During regular practice, there just isn't time to socialize. Before class, everyone rushes in from work. After class, everyone rushes home. Camp is a nice time to dedicate a week to deeper study of this art, plus connect on other levels with masters of the craft. Some of the things the sensei have to say about jujitsu, or their life experiences in general, are amazing.

Club members come and go as our schedule permits, but the bulk of the members are there over the weekend. That's when we attended.


A bunch of people got promoted this year at camp, as our professor likes to do each summer. Congratulations to Lewis, Craig, Bev, Claus, Jon, and Nilo.

I'm still at the second level (blue belt) while Claus just got promoted to a second degree brown belt. Though we started on the same day, he is now a few levels ahead. It's OK. Now he can teach me.


He's ahead of me largely because he's simply a better athlete, and partially because I was so often tired that I missed practice in favor of sleeping at night. Claus, however, is constant. He gets into a sport and he lives and breathes it.

When he's training for a triathlon, he charts his progress on a computer spreadsheet and analyzes his split times. He wears a heart rate monitor. Me, I'm lucky if I don't get lost on the running trail. We are so different.


Plus, I left for 13 months. At first, it was because I was on the morning show and the hours conflicted with night practice. Then, I was recuperating from the exhaustion of a graveyard shift and the trauma of a layoff.  Then, I remained drained because I was watching a little kid all day. Finally, Claus asked me to return to the dojo because he missed me.

I stumbled across the dojo in 2007 and it was my idea to start taking classes. He wanted to come and make it our couples activity.

We liked the art, we liked the other members, and we liked having a bona fide shared hobby for the first time, so we stayed. Though I have been usually brain-dead by the time I arrive at class, I hope through perseverence I can be the turtle that completes this race.


You have to find a partner: high rank and low rank. I feel comfortable working with Claus because he knows me so well, and I trust him. Now and then I'm partnered with him. That's generally a non-issue, though when we work on ground work versus throws, it's a little distracting. As Laura pointed out, "Get your qi up. It looks like you want him to pin you down." ...Am I that transparent?

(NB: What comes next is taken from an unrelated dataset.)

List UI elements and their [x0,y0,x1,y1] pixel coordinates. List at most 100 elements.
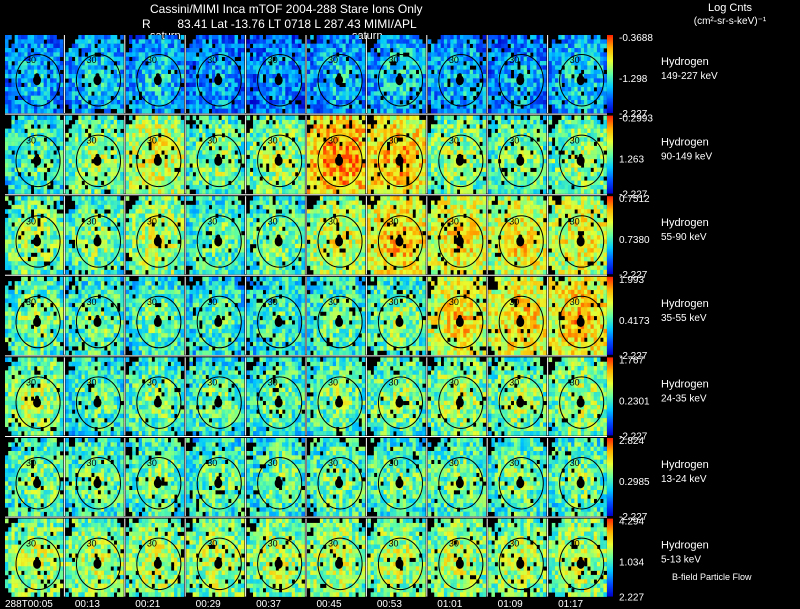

We aren't, by the way, the only couple at the dojo. We arrived as a package deal, but there are two other couples, one of them married and the other expecting a child together, and they met their mates through the club. So you know, single friends, I keep saying this is a nice way to meet new people...


We had an Oahu bladesmith, quite possibly the only one in the Pacific region, come give us a presentation on the weapons he forges. Christopher Greywolf spoke to us for two hours about the history of the world from the perspective of weapons-making. He was so compelling!

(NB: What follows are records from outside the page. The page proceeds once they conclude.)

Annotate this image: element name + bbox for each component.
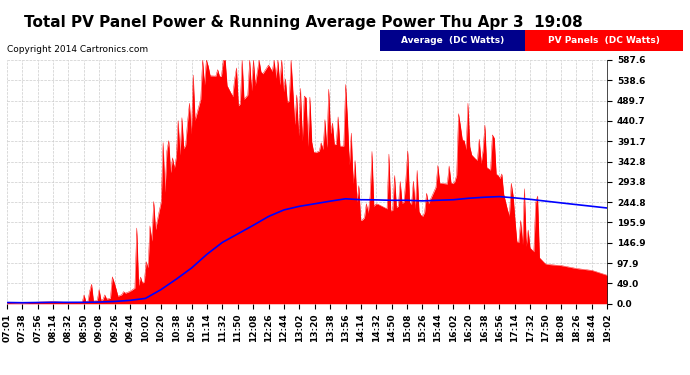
Text: Total PV Panel Power & Running Average Power Thu Apr 3  19:08: Total PV Panel Power & Running Average P…	[24, 15, 583, 30]
FancyBboxPatch shape	[525, 30, 683, 51]
FancyBboxPatch shape	[380, 30, 525, 51]
Text: Average  (DC Watts): Average (DC Watts)	[401, 36, 504, 45]
Text: Copyright 2014 Cartronics.com: Copyright 2014 Cartronics.com	[7, 45, 148, 54]
Text: PV Panels  (DC Watts): PV Panels (DC Watts)	[549, 36, 660, 45]
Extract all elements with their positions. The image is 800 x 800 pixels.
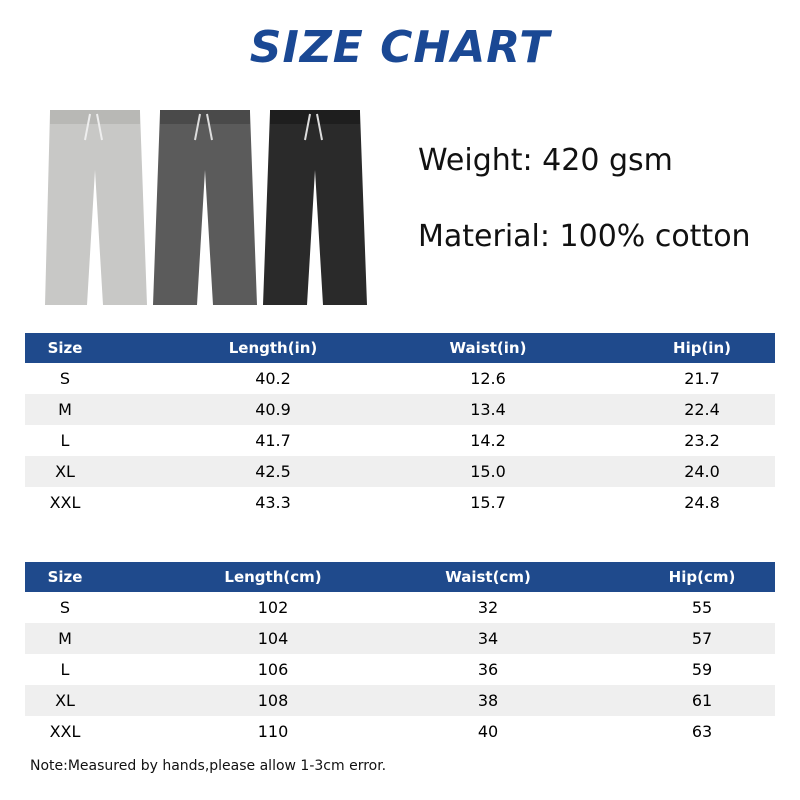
table-cell: 108 [257, 691, 289, 710]
table-cell: 104 [257, 629, 289, 648]
table-row: XXL 43.3 15.7 24.8 [25, 487, 775, 518]
table-cell: S [59, 598, 71, 617]
header-cell: Length(in) [228, 339, 318, 357]
table-cell: 32 [477, 598, 499, 617]
table-cell: 61 [691, 691, 713, 710]
table-cell: 15.7 [470, 493, 506, 512]
table-row: S 102 32 55 [25, 592, 775, 623]
table-cell: L [60, 660, 70, 679]
table-cell: 57 [691, 629, 713, 648]
table-cell: 21.7 [684, 369, 720, 388]
table-cell: 38 [477, 691, 499, 710]
table-cell: M [58, 400, 72, 419]
header-cell: Hip(in) [673, 339, 731, 357]
table-cell: XXL [49, 493, 81, 512]
table-cell: 55 [691, 598, 713, 617]
header-cell: Length(cm) [224, 568, 322, 586]
table-row: M 104 34 57 [25, 623, 775, 654]
note: Note:Measured by hands,please allow 1-3c… [30, 758, 387, 774]
size-table-cm: Size Length(cm) Waist(cm) Hip(cm) S 102 32 55 M 1… [25, 562, 775, 747]
table-cell: 41.7 [255, 431, 291, 450]
table-cell: XL [55, 462, 75, 481]
table-cell: 106 [257, 660, 289, 679]
table-row: XXL 110 40 63 [25, 716, 775, 747]
table-row: L 41.7 14.2 23.2 [25, 425, 775, 456]
table-cell: 15.0 [470, 462, 506, 481]
table-cell: 14.2 [470, 431, 506, 450]
pants-light [45, 110, 147, 305]
table-cell: 13.4 [470, 400, 506, 419]
table-cell: 102 [257, 598, 289, 617]
table-row: L 106 36 59 [25, 654, 775, 685]
material: Material: 100% cotton [418, 219, 751, 254]
table-cell: 110 [257, 722, 289, 741]
size-table-in: Size Length(in) Waist(in) Hip(in) S 40.2 12.6 2… [25, 333, 775, 518]
pants-grey [153, 110, 257, 305]
table-cell: L [60, 431, 70, 450]
header-row: Size Length(cm) Waist(cm) Hip(cm) [25, 562, 775, 592]
table-row: XL 42.5 15.0 24.0 [25, 456, 775, 487]
table-cell: M [58, 629, 72, 648]
header-cell: Waist(in) [449, 339, 527, 357]
table-cell: 36 [477, 660, 499, 679]
product-image [45, 110, 367, 305]
header-cell: Hip(cm) [668, 568, 736, 586]
pants-black [263, 110, 367, 305]
weight: Weight: 420 gsm [418, 143, 673, 178]
table-cell: 40.2 [255, 369, 291, 388]
table-row: M 40.9 13.4 22.4 [25, 394, 775, 425]
table-cell: 40.9 [255, 400, 291, 419]
table-cell: XXL [49, 722, 81, 741]
header-cell: Size [47, 568, 83, 586]
header-cell: Waist(cm) [445, 568, 531, 586]
table-row: S 40.2 12.6 21.7 [25, 363, 775, 394]
table-cell: 23.2 [684, 431, 720, 450]
table-cell: 24.8 [684, 493, 720, 512]
table-cell: 22.4 [684, 400, 720, 419]
title: SIZE CHART [249, 22, 551, 73]
header-row: Size Length(in) Waist(in) Hip(in) [25, 333, 775, 363]
table-row: XL 108 38 61 [25, 685, 775, 716]
table-cell: 12.6 [470, 369, 506, 388]
table-cell: 43.3 [255, 493, 291, 512]
table-cell: XL [55, 691, 75, 710]
header-cell: Size [47, 339, 83, 357]
table-cell: 34 [477, 629, 499, 648]
table-cell: 59 [691, 660, 713, 679]
table-cell: 42.5 [255, 462, 291, 481]
table-cell: S [59, 369, 71, 388]
table-cell: 24.0 [684, 462, 720, 481]
table-cell: 63 [691, 722, 713, 741]
table-cell: 40 [477, 722, 499, 741]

One of our club members is a former hula teacher. Auntie Ipo led a class on basic hula steps, because so many martial arts hide their kata in dance, like the Brazilian capoiera. Our jujitsu system was actually founded by a local Oahu guy who incorporated elements of the Native Hawaiian martial art, lua. I didn't know this when I joined the club, though I like the idea of practicing something that's part of my heritage. What a nice coincidence.

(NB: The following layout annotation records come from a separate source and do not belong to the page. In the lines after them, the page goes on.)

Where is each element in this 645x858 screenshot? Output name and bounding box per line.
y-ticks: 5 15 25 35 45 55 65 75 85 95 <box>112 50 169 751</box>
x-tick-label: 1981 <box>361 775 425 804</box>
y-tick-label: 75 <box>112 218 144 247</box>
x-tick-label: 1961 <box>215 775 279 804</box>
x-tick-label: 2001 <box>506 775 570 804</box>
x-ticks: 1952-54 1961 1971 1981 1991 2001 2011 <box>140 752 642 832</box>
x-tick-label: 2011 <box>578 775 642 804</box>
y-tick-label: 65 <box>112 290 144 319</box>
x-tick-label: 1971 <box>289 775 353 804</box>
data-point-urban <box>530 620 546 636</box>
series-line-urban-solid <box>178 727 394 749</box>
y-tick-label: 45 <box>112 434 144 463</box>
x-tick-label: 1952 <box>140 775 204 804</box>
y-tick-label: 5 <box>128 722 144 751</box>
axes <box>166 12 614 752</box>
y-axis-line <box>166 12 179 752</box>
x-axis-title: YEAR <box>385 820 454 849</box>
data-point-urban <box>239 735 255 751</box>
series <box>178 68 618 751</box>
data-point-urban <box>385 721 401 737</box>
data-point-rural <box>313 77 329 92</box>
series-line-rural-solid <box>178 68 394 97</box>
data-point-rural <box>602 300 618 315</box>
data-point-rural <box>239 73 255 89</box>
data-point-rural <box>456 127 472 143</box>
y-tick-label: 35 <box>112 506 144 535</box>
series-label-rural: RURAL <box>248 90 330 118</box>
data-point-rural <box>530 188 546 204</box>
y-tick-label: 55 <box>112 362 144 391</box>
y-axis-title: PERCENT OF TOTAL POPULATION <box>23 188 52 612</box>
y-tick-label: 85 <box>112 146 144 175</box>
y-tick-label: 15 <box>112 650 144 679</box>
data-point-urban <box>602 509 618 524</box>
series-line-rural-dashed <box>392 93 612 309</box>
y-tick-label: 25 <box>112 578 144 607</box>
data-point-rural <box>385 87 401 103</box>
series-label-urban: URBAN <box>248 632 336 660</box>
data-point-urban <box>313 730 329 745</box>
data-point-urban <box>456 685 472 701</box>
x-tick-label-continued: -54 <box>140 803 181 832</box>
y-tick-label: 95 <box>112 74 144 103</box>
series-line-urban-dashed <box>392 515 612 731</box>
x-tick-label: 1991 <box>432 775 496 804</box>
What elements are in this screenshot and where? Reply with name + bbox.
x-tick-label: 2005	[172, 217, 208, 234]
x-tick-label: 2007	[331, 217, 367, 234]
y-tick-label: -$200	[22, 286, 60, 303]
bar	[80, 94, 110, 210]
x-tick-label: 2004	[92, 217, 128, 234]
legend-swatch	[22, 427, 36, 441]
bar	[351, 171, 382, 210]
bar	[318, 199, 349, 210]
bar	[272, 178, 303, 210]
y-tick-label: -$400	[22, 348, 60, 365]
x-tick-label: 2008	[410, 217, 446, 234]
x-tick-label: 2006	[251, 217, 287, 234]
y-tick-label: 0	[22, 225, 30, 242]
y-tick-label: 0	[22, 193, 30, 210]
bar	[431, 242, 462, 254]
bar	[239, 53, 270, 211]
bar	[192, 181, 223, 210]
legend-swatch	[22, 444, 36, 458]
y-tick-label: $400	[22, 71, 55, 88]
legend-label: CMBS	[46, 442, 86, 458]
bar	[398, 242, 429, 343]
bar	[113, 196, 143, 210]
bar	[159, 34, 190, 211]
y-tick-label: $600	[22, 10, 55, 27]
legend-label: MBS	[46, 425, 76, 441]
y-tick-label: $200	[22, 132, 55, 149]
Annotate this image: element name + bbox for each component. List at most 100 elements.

If all the other sessions were informative and educational, this one was purely entertaining for me. The guys... oh, the guys. These tough fighters didn't enroll in jujitsu class to learn to dance, but that's just what they were being forced to do for two hours on a Sunday.

Claus in white

Claus in white

At one point, Ipo wanted us to practice our "ami" or hip rotations, because it's a movement incorporated in some of the jujitsu techniques. He was in a line in front of me. Claus looked like he needed oil for those joints. "Go, Baby! Show 'um why I married you!" I yelled. I saw his ears turn red.

I bet he's really looking forward to camp next year.


What martial arts do you practice? What's your shared hobby with your significant other?